Voters in Palestine have spoken. The vote by a narrow margin this weekend will allow beer and wine sales in retailers throughout the city.
But in Smith County, a new battle is building regarding how wet this dry county will be.
Gus Ramirez, owner of Gilbert's El Charro Restaurants says the work just to offer alcohol to his customers is nearly not worth it.
"It's very difficult. If you screw up, you've got the TABC agents on you."
Folks have to submit their driver's license to sign up as a member and all the paperwork is all open to state alcohol auditors.
"It costs us a lot of money to keep up with all of this," Ramirez says.
It's been this way since the seventies, but now those restaurant owners want the law changed, so they won't have to make patrons fill out paperwork.
Tom Mullins, president of the Tyler Area Chamber of Commerce says businesses have complained about the rules.
"It's like operating a whole other company. They have to run two sets of books, maintain two sets of inventory," he says.
Mullins says over the years regulations might have caused business to go elsewhere.
"Anyone who wants to come here with a conference or convention knows that they have to go through an extra level of paperwork just to set up a hospitality suite," Mullins says.
But changing the rules won't be without opposition.

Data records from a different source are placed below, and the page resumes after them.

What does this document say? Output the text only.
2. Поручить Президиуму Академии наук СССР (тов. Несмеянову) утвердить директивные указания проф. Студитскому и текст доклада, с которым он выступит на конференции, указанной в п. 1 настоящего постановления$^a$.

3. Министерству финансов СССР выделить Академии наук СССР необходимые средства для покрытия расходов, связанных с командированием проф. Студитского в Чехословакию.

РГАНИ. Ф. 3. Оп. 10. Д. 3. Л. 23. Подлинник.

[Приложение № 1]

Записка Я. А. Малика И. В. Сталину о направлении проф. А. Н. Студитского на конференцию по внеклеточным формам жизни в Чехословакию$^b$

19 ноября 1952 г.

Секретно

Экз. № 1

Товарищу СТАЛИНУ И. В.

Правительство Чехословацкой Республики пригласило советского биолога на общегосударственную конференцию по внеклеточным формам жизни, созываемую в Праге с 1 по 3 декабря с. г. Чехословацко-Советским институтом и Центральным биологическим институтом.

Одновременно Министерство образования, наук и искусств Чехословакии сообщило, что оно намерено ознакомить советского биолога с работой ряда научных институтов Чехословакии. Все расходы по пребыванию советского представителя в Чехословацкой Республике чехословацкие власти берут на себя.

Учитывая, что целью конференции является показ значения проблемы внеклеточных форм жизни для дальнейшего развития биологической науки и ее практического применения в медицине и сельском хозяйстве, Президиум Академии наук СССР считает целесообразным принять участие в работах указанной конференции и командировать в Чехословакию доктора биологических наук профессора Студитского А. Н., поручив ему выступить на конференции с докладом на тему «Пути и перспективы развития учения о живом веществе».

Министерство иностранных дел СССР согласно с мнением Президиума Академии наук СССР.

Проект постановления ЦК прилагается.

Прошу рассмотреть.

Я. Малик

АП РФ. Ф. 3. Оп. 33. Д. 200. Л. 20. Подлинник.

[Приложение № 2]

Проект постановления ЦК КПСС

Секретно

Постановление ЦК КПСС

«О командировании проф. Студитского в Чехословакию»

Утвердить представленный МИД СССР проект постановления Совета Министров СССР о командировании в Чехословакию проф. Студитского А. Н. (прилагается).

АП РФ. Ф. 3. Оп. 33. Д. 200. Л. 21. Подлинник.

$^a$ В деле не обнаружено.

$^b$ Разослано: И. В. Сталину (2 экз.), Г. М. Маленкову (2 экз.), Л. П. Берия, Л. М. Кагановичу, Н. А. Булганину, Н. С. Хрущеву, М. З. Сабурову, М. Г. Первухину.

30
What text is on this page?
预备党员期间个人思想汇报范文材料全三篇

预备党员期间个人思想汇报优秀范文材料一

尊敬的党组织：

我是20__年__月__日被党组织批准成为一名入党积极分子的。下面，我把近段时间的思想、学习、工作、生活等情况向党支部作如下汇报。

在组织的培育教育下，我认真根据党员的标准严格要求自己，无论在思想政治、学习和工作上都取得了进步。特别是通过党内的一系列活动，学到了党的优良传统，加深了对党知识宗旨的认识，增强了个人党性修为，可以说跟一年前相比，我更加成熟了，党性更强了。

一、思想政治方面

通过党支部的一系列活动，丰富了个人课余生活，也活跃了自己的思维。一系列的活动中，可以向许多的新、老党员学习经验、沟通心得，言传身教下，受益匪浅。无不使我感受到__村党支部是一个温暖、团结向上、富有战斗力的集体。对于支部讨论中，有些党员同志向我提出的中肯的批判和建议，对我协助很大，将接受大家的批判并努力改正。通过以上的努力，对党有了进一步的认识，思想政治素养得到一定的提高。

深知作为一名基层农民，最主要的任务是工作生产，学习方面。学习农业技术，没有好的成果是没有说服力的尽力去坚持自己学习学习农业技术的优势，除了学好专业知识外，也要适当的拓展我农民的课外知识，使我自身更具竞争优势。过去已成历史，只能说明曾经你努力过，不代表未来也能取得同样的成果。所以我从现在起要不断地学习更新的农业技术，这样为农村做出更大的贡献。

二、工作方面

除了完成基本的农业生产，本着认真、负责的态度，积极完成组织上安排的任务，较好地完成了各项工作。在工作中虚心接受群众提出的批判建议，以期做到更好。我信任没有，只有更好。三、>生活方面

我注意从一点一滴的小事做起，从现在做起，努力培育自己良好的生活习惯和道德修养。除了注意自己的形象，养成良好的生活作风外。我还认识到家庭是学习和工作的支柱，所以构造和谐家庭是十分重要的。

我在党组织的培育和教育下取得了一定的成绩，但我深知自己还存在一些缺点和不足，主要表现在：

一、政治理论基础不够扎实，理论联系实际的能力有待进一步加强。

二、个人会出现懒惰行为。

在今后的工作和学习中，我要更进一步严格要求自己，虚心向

"My response would be whatever the difficulties they've had, I'd like for them to continue to have," says Dr. Jay Lockhart, pastor of West Erwin Church of Christ. He says his heart won't be swayed.While folks who want to drink will, he says getting alcohol shouldn't be made easier.
"I've seen too many results from the consumption of alcohol. I've seen too many lives ruined. I've seen families torn apart."
The vast majority of wet-dry votes in Texas have passed in the last year. Those who want the laws for restaurants loosened need 35 percent of voters to sign their petition for an election next year.